From Plover, Wisconsin, USA:
In an attempt to get better control, we switched my daughter from NPH with Humalog to Lantus and Humalog, but since then she has had two incidents of passing out needing a glucagon shot, her A1c has gone from 5.9% to 7.7%, and her blood sugar seem to bounce all over the place. It is not uncommon for her to go from 550 mg/dl [30.6 mmol/L] to 60 mg/dl [3.3 mmol/L] in less than 10 minutes. I do not seem to see her as being better controlled, so I am wondering if we are doing the right thing or if we should try something else. I just want to even her levels out. The huge swings are presenting problems for her in school now (memory, focus, retention, emotions). Just looking for some insight!
Certainly these are questions and issues that you should discuss with your daughter's diabetes team. Many pediatric endocrinologists (and the families we treat) do note that glucose fluctuations tend to be smoother with basal/bolus therapy as provided by Lantus (insulin glargine) and Humalog. An insulin pump with a continuous infusion of a fast-acting insulin may allow even smoother control.
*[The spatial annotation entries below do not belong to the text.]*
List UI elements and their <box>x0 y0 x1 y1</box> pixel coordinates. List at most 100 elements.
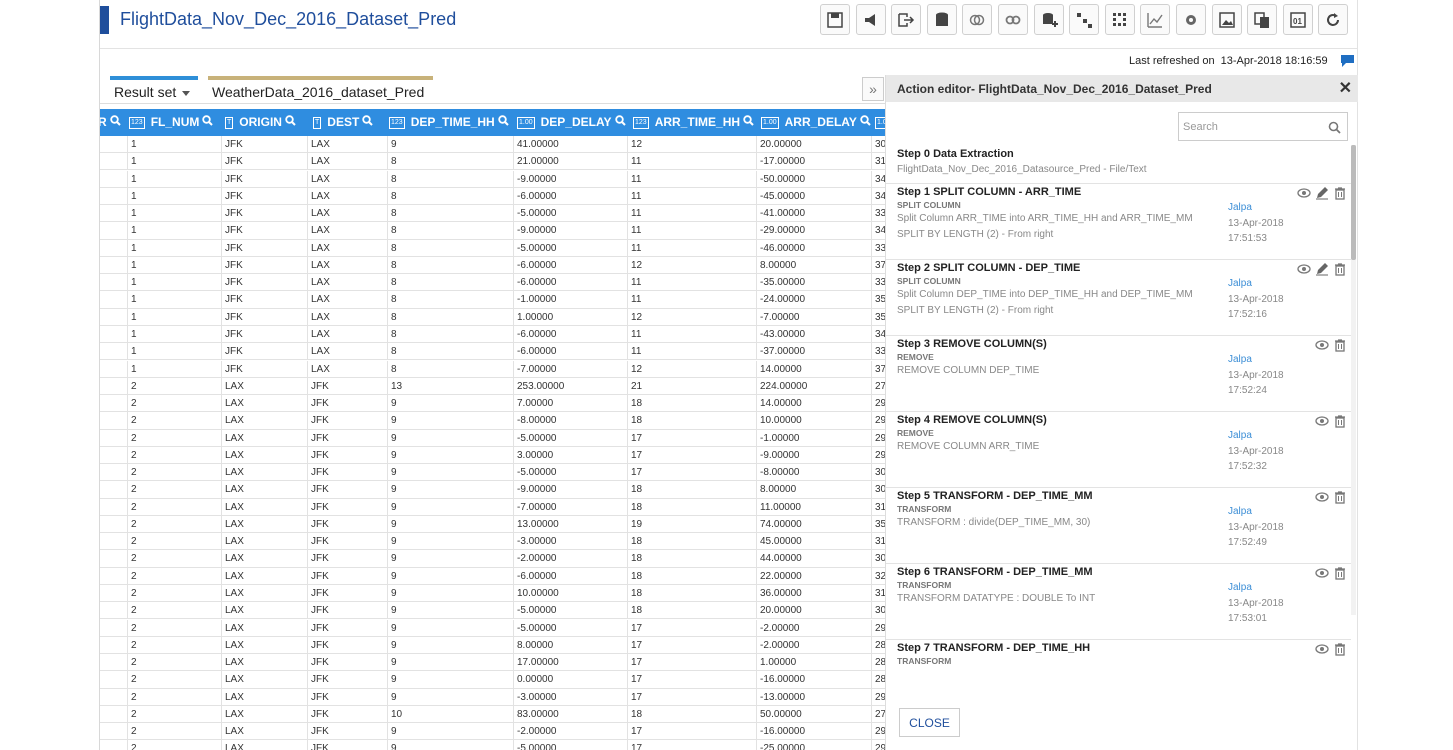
column-header-fl-num[interactable]: 123 FL_NUM <box>129 109 214 136</box>
eye-icon[interactable] <box>1315 566 1329 580</box>
table-cell: JFK <box>221 239 307 257</box>
column-header-dep-delay[interactable]: 1.00 DEP_DELAY <box>517 109 626 136</box>
table-cell: 9 <box>387 671 513 689</box>
table-cell: JFK <box>307 619 387 637</box>
panel-scrollbar[interactable] <box>1351 145 1356 615</box>
eye-icon[interactable] <box>1297 262 1311 276</box>
table-cell: -37.00000 <box>756 343 871 361</box>
trash-icon[interactable] <box>1333 186 1347 200</box>
step-item[interactable]: Step 3 REMOVE COLUMN(S) REMOVE REMOVE COLU… <box>886 335 1351 412</box>
database-button[interactable] <box>926 4 957 35</box>
hierarchy-button[interactable] <box>1069 4 1100 35</box>
close-icon[interactable]: ✕ <box>1339 78 1352 98</box>
table-cell: 74.00000 <box>756 515 871 533</box>
table-cell: 12 <box>627 308 756 326</box>
step-item[interactable]: Step 7 TRANSFORM - DEP_TIME_HH TRANSFORM <box>886 639 1351 670</box>
search-icon[interactable] <box>362 109 374 136</box>
refresh-button[interactable] <box>1318 4 1349 35</box>
table-cell: LAX <box>307 274 387 292</box>
step-item[interactable]: Step 6 TRANSFORM - DEP_TIME_MM TRANSFORM T… <box>886 563 1351 640</box>
expand-panel-button[interactable]: » <box>862 77 884 101</box>
table-cell: 9 <box>387 723 513 741</box>
add-data-button[interactable] <box>1033 4 1064 35</box>
step-category: TRANSFORM <box>897 580 952 590</box>
step-item[interactable]: Step 4 REMOVE COLUMN(S) REMOVE REMOVE COLU… <box>886 411 1351 488</box>
table-cell <box>100 499 127 516</box>
grid-button[interactable] <box>1104 4 1135 35</box>
pencil-icon[interactable] <box>1315 262 1329 276</box>
eye-icon[interactable] <box>1315 490 1329 504</box>
add-data-icon <box>1042 12 1058 27</box>
table-cell: -2.00000 <box>513 550 627 568</box>
table-row: 2LAXJFK1083.000001850.0000027 <box>100 705 885 724</box>
column-header-origin[interactable]: T ORIGIN <box>225 109 296 136</box>
search-icon[interactable] <box>109 109 121 136</box>
link-button[interactable] <box>997 4 1028 35</box>
table-cell: 11 <box>627 325 756 343</box>
svg-text:01: 01 <box>1293 17 1302 26</box>
table-cell: LAX <box>307 256 387 274</box>
column-header-arr-time-hh[interactable]: 123 ARR_TIME_HH <box>633 109 754 136</box>
search-icon[interactable] <box>202 109 214 136</box>
search-icon[interactable] <box>860 109 871 136</box>
table-row: 1JFKLAX8-6.0000011-43.0000034 <box>100 325 885 344</box>
step-item[interactable]: Step 5 TRANSFORM - DEP_TIME_MM TRANSFORM T… <box>886 487 1351 564</box>
eye-icon[interactable] <box>1315 642 1329 656</box>
pencil-icon[interactable] <box>1315 186 1329 200</box>
eye-icon[interactable] <box>1297 186 1311 200</box>
search-icon[interactable] <box>1328 121 1341 134</box>
search-icon[interactable] <box>614 109 626 136</box>
trash-icon[interactable] <box>1333 262 1347 276</box>
binary-button[interactable]: 01 <box>1282 4 1313 35</box>
table-cell <box>100 257 127 274</box>
search-icon[interactable] <box>743 109 754 136</box>
eye-icon[interactable] <box>1315 414 1329 428</box>
step-item[interactable]: Step 2 SPLIT COLUMN - DEP_TIME SPLIT COLU… <box>886 259 1351 336</box>
tab-result-set[interactable]: Result set <box>110 76 198 103</box>
eye-icon[interactable] <box>1315 338 1329 352</box>
column-header-dep-time-hh[interactable]: 123 DEP_TIME_HH <box>389 109 509 136</box>
broadcast-button[interactable] <box>855 4 886 35</box>
table-cell: JFK <box>221 222 307 240</box>
trash-icon[interactable] <box>1333 338 1347 352</box>
table-cell: 29 <box>871 446 885 464</box>
trash-icon[interactable] <box>1333 642 1347 656</box>
table-cell: -6.00000 <box>513 343 627 361</box>
search-icon[interactable] <box>498 109 509 136</box>
image-button[interactable] <box>1211 4 1242 35</box>
trash-icon[interactable] <box>1333 490 1347 504</box>
table-cell: JFK <box>307 705 387 723</box>
table-cell: JFK <box>221 274 307 292</box>
table-cell <box>100 723 127 740</box>
step-date: 13-Apr-2018 <box>1228 218 1284 229</box>
column-header-arr-delay[interactable]: 1.00 ARR_DELAY <box>761 109 871 136</box>
save-button[interactable] <box>820 4 850 35</box>
scrollbar-thumb[interactable] <box>1351 145 1356 260</box>
chevron-down-icon[interactable] <box>182 90 191 96</box>
copy-button[interactable] <box>1247 4 1278 35</box>
table-cell: 9 <box>387 481 513 499</box>
table-cell: LAX <box>221 585 307 603</box>
search-icon[interactable] <box>285 109 296 136</box>
export-button[interactable] <box>891 4 922 35</box>
settings-button[interactable] <box>1175 4 1206 35</box>
column-header-extra[interactable]: 1.00 <box>875 109 885 136</box>
search-input[interactable]: Search <box>1178 112 1348 141</box>
comment-icon[interactable] <box>1340 54 1355 73</box>
chart-button[interactable] <box>1140 4 1171 35</box>
step-item[interactable]: Step 1 SPLIT COLUMN - ARR_TIME SPLIT COLU… <box>886 183 1351 260</box>
merge-button[interactable] <box>962 4 993 35</box>
step-user: Jalpa <box>1228 278 1252 289</box>
step-date: 13-Apr-2018 <box>1228 598 1284 609</box>
tab-weatherdata[interactable]: WeatherData_2016_dataset_Pred <box>208 76 433 103</box>
trash-icon[interactable] <box>1333 414 1347 428</box>
column-header-r[interactable]: R <box>100 109 121 136</box>
trash-icon[interactable] <box>1333 566 1347 580</box>
table-cell: JFK <box>307 688 387 706</box>
table-cell: 2 <box>127 654 221 672</box>
table-cell: -5.00000 <box>513 205 627 223</box>
refresh-label: Last refreshed on <box>1129 55 1215 67</box>
close-button[interactable]: CLOSE <box>899 708 960 737</box>
step-item[interactable]: Step 0 Data Extraction FlightData_Nov_Dec… <box>886 145 1351 184</box>
column-header-dest[interactable]: T DEST <box>313 109 374 136</box>
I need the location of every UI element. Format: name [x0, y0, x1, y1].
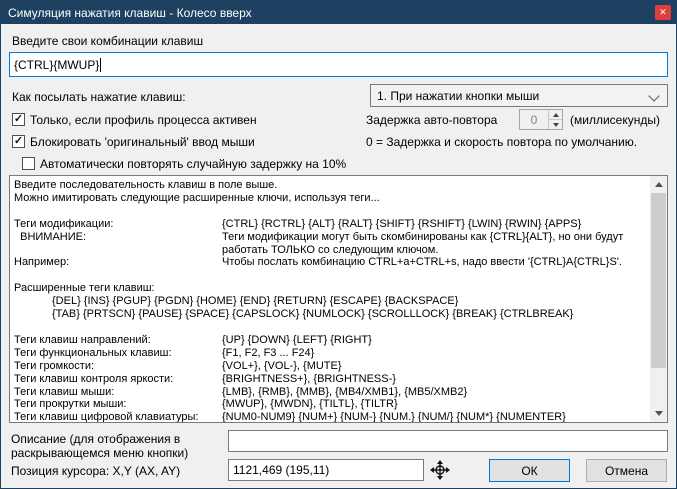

You did not indicate your daughter's age or the dosages that she uses, but unfortunately, I have been noting a growing trend in my patients and families who switch to basal/bolus insulin treatment: many get lax! The flexibility of basal/bolus allows patients more freedom to explore more foods and even eat more. Then the key is whether they dose the insulin accordingly and emphasizes the importance of proper carbohydrate counting. So I have seen overall control diminish as reflected by increasing hemoglobin A1c values. The pronounced drop in glucose that you have seen seems unusual to me on Lantus and would suggest an irregularity in the bolus dosing.
I understand that the hypoglycemic reactions you saw were frightening, and we all would like to avoid them. An A1c of 5.9% is rather "tight", especially for a younger child. A value of 7.7% may be quite good for a target, depending on the individual circumstances of your child and her diabetes goals and those of her diabetes team.
[Editor's comment: If you are currently using correction doses on a sliding scale along with your daughter's usual insulin/carb ration, this may be the problem. I would try avoiding them unless the blood sugar is extremely high so you can see patterns. I agree with Dr. Schwartz in that it appears that your daughter is perhaps getting too much bolus and not basal insulin.